Monday, August 24, 2015

'All By Myself' by Ken Bachtold with Q&A


Mitch Donnelly and Grady Gilmore are two damaged souls. While walking in Central Park, novelist Mitch finds actor Grady in terrible distress, digging up the grass as if he can bury himself in the ground. After hearing the story of Grady’s long-time partner's betrayal, Mitch is afraid to leave him alone, so he invites him to stay in his spare room until he feels better. Mitch understands—he lost his first love in a car accident.

Upon Grady's arrival, Mitch is much happier and his writing improves. Grady, with Mitch's constant support, auditions and is cast as Iago in a production of Othello. Attraction slowly blossoms, but each man has been so terribly hurt in the past, both are afraid to act on it. With the encouragement of Emma Latimore, Mitch's outspoken landlady and friend, and constant chatter from a parakeet named Tweet, Mitch and Grady might find the courage to face their doubts and find a second chance at happiness.

What was the inspiration behind this book?
Often and idea or an opening paragraph comes into my mind while I’m doing something else (usually working out with weights or on my machines). That’s what happened with this book. I linked the title to an old 1920s Irving Berlin song, All By Myself (not the Celine Dion version). And the story just took off from there. I don’t outline, I just let the story and the characters unravel as they will. I worried about this, until I read somewhere that that’s exactly how Stephan King works, so I relaxed, and figured I was in excellent company!
To which character do you most relate?
As this story is in the first person (which is the style I feel most comfortable with) I identify with the main character, Mitch. But I have to let Grady’s feelings come out in subtle references (a glance, a frown, etc.) which Mitch interprets.
What is one of your favorite scenes?
I love the opening scene, of course. I usually do, because it is so vitally important to try and get the reader involved from the very first moment. Beyond that, I think I like the scene at the Party Store because they have so much fun clowning around. And, I could use the real Party Store on 14th Street because I’ve been there so often and can therefore, give the scene a true local. And, of course, the ending, second only to the opening in importance and it’s so tender and emotional – and most important happy! I hate sad endings in anything, i.e. movies, etc.

About the author:

BA & MA from San Francisco State University in Theatre (Acting and Directing) with a minor in Art.

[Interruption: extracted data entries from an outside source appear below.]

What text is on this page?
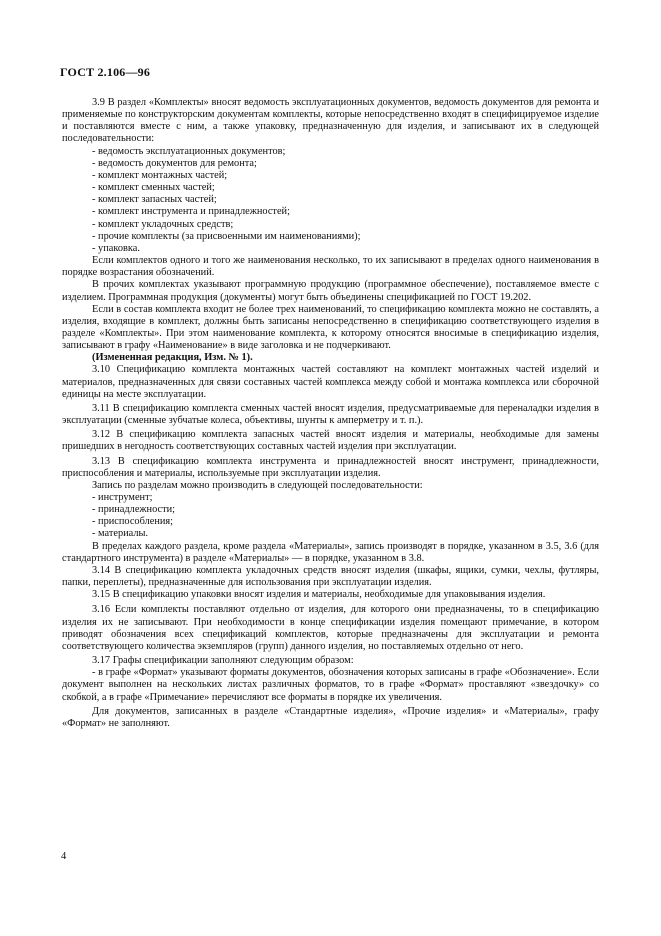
ГОСТ 2.106—96

3.9 В раздел «Комплекты» вносят ведомость эксплуатационных документов, ведомость документов для ремонта и применяемые по конструкторским документам комплекты, которые непосредственно входят в специфицируемое изделие и поставляются вместе с ним, а также упаковку, предназначенную для изделия, и записывают их в следующей последовательности:

- ведомость эксплуатационных документов;

- ведомость документов для ремонта;

- комплект монтажных частей;

- комплект сменных частей;

- комплект запасных частей;

- комплект инструмента и принадлежностей;

- комплект укладочных средств;

- прочие комплекты (за присвоенными им наименованиями);

- упаковка.

Если комплектов одного и того же наименования несколько, то их записывают в пределах одного наименования в порядке возрастания обозначений.

В прочих комплектах указывают программную продукцию (программное обеспечение), поставляемое вместе с изделием. Программная продукция (документы) могут быть объединены спецификацией по ГОСТ 19.202.

Если в состав комплекта входит не более трех наименований, то спецификацию комплекта можно не составлять, а изделия, входящие в комплект, должны быть записаны непосредственно в спецификацию соответствующего изделия в разделе «Комплекты». При этом наименование комплекта, к которому относятся вносимые в спецификацию изделия, записывают в графу «Наименование» в виде заголовка и не подчеркивают.

(Измененная редакция, Изм. № 1).

3.10 Спецификацию комплекта монтажных частей составляют на комплект монтажных частей изделий и материалов, предназначенных для связи составных частей комплекса между собой и монтажа комплекса или сборочной единицы на месте эксплуатации.

3.11 В спецификацию комплекта сменных частей вносят изделия, предусматриваемые для переналадки изделия в эксплуатации (сменные зубчатые колеса, объективы, шунты к амперметру и т. п.).

3.12 В спецификацию комплекта запасных частей вносят изделия и материалы, необходимые для замены пришедших в негодность соответствующих составных частей изделия при эксплуатации.

3.13 В спецификацию комплекта инструмента и принадлежностей вносят инструмент, принадлежности, приспособления и материалы, используемые при эксплуатации изделия.

Запись по разделам можно производить в следующей последовательности:

- инструмент;

- принадлежности;

- приспособления;

- материалы.

В пределах каждого раздела, кроме раздела «Материалы», запись производят в порядке, указанном в 3.5, 3.6 (для стандартного инструмента) в разделе «Материалы» — в порядке, указанном в 3.8.

3.14 В спецификацию комплекта укладочных средств вносят изделия (шкафы, ящики, сумки, чехлы, футляры, папки, переплеты), предназначенные для использования при эксплуатации изделия.

3.15 В спецификацию упаковки вносят изделия и материалы, необходимые для упаковывания изделия.

3.16 Если комплекты поставляют отдельно от изделия, для которого они предназначены, то в спецификацию изделия их не записывают. При необходимости в конце спецификации изделия помещают примечание, в котором приводят обозначения всех спецификаций комплектов, которые предназначены для эксплуатации и ремонта соответствующего количества экземпляров (групп) данного изделия, но поставляемых отдельно от него.

3.17 Графы спецификации заполняют следующим образом:

- в графе «Формат» указывают форматы документов, обозначения которых записаны в графе «Обозначение». Если документ выполнен на нескольких листах различных форматов, то в графе «Формат» проставляют «звездочку» со скобкой, а в графе «Примечание» перечисляют все форматы в порядке их увеличения.

Для документов, записанных в разделе «Стандартные изделия», «Прочие изделия» и «Материалы», графу «Формат» не заполняют.

4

My latest book (All By Myself) was just published by Dreamspinner Press and can be found on Amazon. This followed Dreamspinner’s publication of my last two novels (Seeing The Same Blue and Blue Valentine Blues).

Before that, Outskirts Press published Love Like Lightning – Ten Stories Of Love At First Sight, also on Amazon.

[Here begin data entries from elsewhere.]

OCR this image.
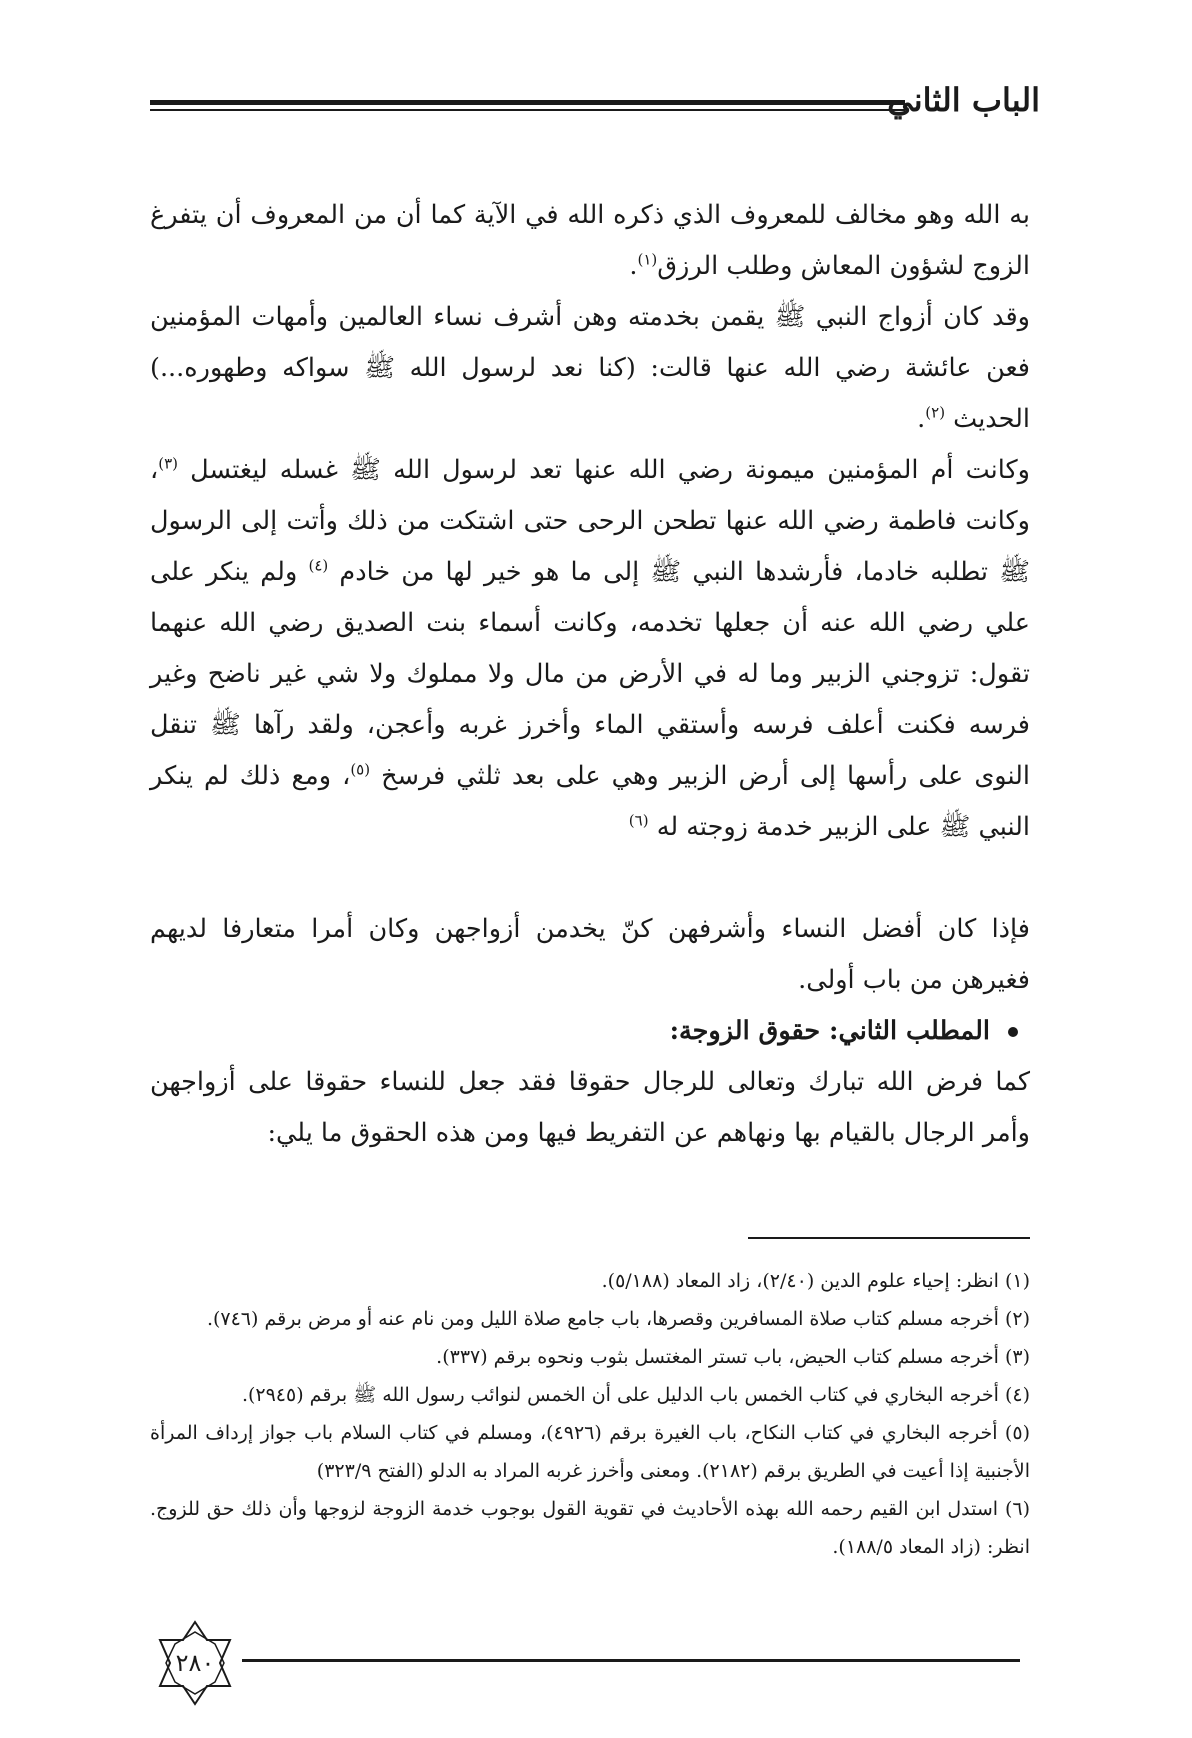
الباب الثاني

به الله وهو مخالف للمعروف الذي ذكره الله في الآية كما أن من المعروف أن يتفرغ الزوج لشؤون المعاش وطلب الرزق$^{(١)}$.

وقد كان أزواج النبي ﷺ يقمن بخدمته وهن أشرف نساء العالمين وأمهات المؤمنين فعن عائشة رضي الله عنها قالت: (كنا نعد لرسول الله ﷺ سواكه وطهوره...) الحديث $^{(٢)}$.

وكانت أم المؤمنين ميمونة رضي الله عنها تعد لرسول الله ﷺ غسله ليغتسل $^{(٣)}$، وكانت فاطمة رضي الله عنها تطحن الرحى حتى اشتكت من ذلك وأتت إلى الرسول ﷺ تطلبه خادما، فأرشدها النبي ﷺ إلى ما هو خير لها من خادم $^{(٤)}$ ولم ينكر على علي رضي الله عنه أن جعلها تخدمه، وكانت أسماء بنت الصديق رضي الله عنهما تقول: تزوجني الزبير وما له في الأرض من مال ولا مملوك ولا شي غير ناضح وغير فرسه فكنت أعلف فرسه وأستقي الماء وأخرز غربه وأعجن، ولقد رآها ﷺ تنقل النوى على رأسها إلى أرض الزبير وهي على بعد ثلثي فرسخ $^{(٥)}$، ومع ذلك لم ينكر النبي ﷺ على الزبير خدمة زوجته له $^{(٦)}$

فإذا كان أفضل النساء وأشرفهن كنّ يخدمن أزواجهن وكان أمرا متعارفا لديهم فغيرهن من باب أولى.

المطلب الثاني: حقوق الزوجة:

كما فرض الله تبارك وتعالى للرجال حقوقا فقد جعل للنساء حقوقا على أزواجهن وأمر الرجال بالقيام بها ونهاهم عن التفريط فيها ومن هذه الحقوق ما يلي:

(١) انظر: إحياء علوم الدين (٢/٤٠)، زاد المعاد (٥/١٨٨).

(٢) أخرجه مسلم كتاب صلاة المسافرين وقصرها، باب جامع صلاة الليل ومن نام عنه أو مرض برقم (٧٤٦).

(٣) أخرجه مسلم كتاب الحيض، باب تستر المغتسل بثوب ونحوه برقم (٣٣٧).

(٤) أخرجه البخاري في كتاب الخمس باب الدليل على أن الخمس لنوائب رسول الله ﷺ برقم (٢٩٤٥).

(٥) أخرجه البخاري في كتاب النكاح، باب الغيرة برقم (٤٩٢٦)، ومسلم في كتاب السلام باب جواز إرداف المرأة الأجنبية إذا أعيت في الطريق برقم (٢١٨٢). ومعنى وأخرز غربه المراد به الدلو (الفتح ٣٢٣/٩)

(٦) استدل ابن القيم رحمه الله بهذه الأحاديث في تقوية القول بوجوب خدمة الزوجة لزوجها وأن ذلك حق للزوج. انظر: (زاد المعاد ١٨٨/٥).

٢٨٠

My original play, Starting Over (which I also directed), was just staged as part of the Ninth Annual Fresh Fruit Festival here in New York. Audience reaction was terrific. It was one of nine plays accepted out of 60 submitted. It was an MM romance. The blurb in the brochure for the festival read, "A play about love and loss. Griff has recently lost his longtime partner. Can he find happiness with Ben, the new neighbor down the hall. Supported by his sister and opposed by his widowed mother, now remarried to a homophobic preacher."

I've also written 5 musicals, book, music and lyrics.

Saloon (loosely suggested by the old melodrama The Drunkard) which opened The Gatetway Dinner Theatre in New Jersey to great reviews. It was subsequently optioned by Broadway producer Jerry Schloschberg (who, at the time was, producing the revival of On The Town with Bernadette Peters), but a show sluggishly following the old material opened and closed the same night and he backed off thinking there was now a "stigma" on the material.

The Facts Of Life (a musical about War, Prejudice and Aging, circa the ‘60s) was written at the BMI Music Workshop taught by Broadway orchestra leader Lyman Engle after several auditions before acceptance in the class. It was deemed worthy of a staged reading there.

Boo!, based on the old gothic novel The Castle Spectre was done by several regional theatres.

I was hired to doctor a musical based on Ephigenia At Aulis, called The Winds Of Aulis. I changed the name to Delimma! and wrote a subplot and mostly new lyrics. Although the play was fully backed, it never reached production and I never found out why.

I’ve written and staged numerous night club and cabaret acts and taught singing for the musical stage for 15 years.